The draft text initially ballooned from six to more than 60 pages during the talks in Lima as governments insisted on introducing language reflecting their national positions – and that frequently contradicted pre-existing clauses from other nations.

But by Thursday, the negotiators' need to kick key decisions down the road to next year had led to the text offering "multiple choice" solutions to many issues. Oxfam's Jan Kowalzig warned then that "the options presented are like a choose your own adventure novel" that could leave the planet "headed down a treacherous road towards extreme warming".

The version of the text that offered "multiple choices" was gutted on Thursday night and a new text of only seven pages circulated on Friday, prompting Mr Adow's attack. Mattias Soderberg of the ACT, an umbrella group that brings together churches from 140 countries, added that the Friday text was "far from the recommendations given by science".

Activists singled out various countries for obstructionism, with Australia coming in for the harshest criticism. Prime Minister Tony Abbott's administration won the Climate Action Network's "Fossil of the Day" award four times during the Lima talks. However, Mr Abbott did announce in recent days that his country would put in more than £100m into the Green Climate Fund, a policy reversal that reflected the slowly shifting mood. Other winners included Venezuela and Saudi Arabia, predictably, perhaps, given that they own respectively the world's largest and second largest proven oil reserves, and hosts Peru, for undermining the environment ministry that has done a widely praised job of leading the Lima talks.

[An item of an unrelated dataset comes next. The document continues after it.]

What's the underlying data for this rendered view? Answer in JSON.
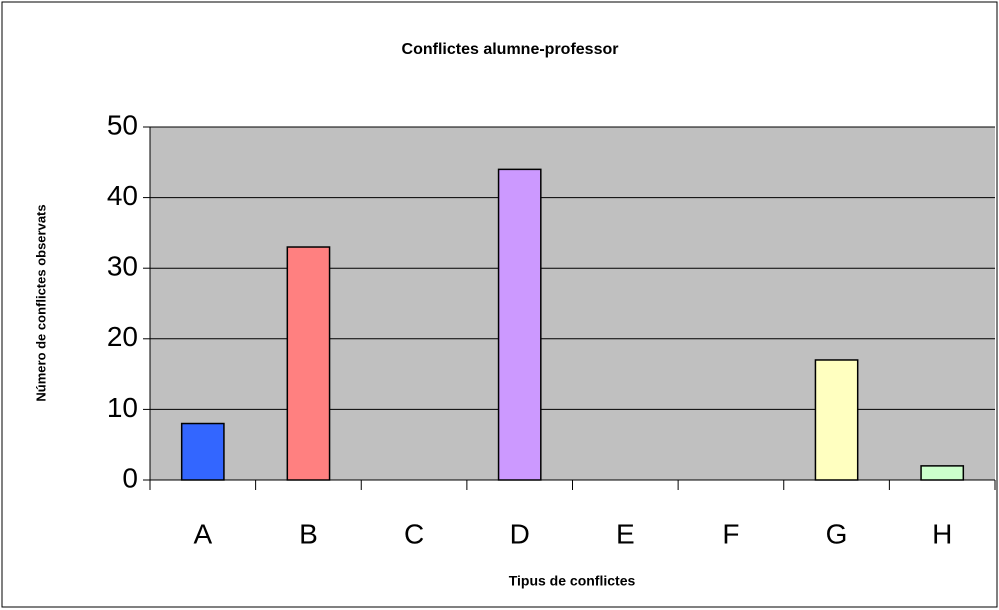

Although governments are still unable to agree on who should cut emissions most, observers say that more and more countries are now taking climate crisis seriously.

"There is growing consensus that Paris has to have a long-term goal which leads to near elimination, if not total elimination, of carbon emissions by some time in the middle of century," said Alden Meyer, policy director of the Union of Concerned Scientists. "That is a real shift from just a year ago."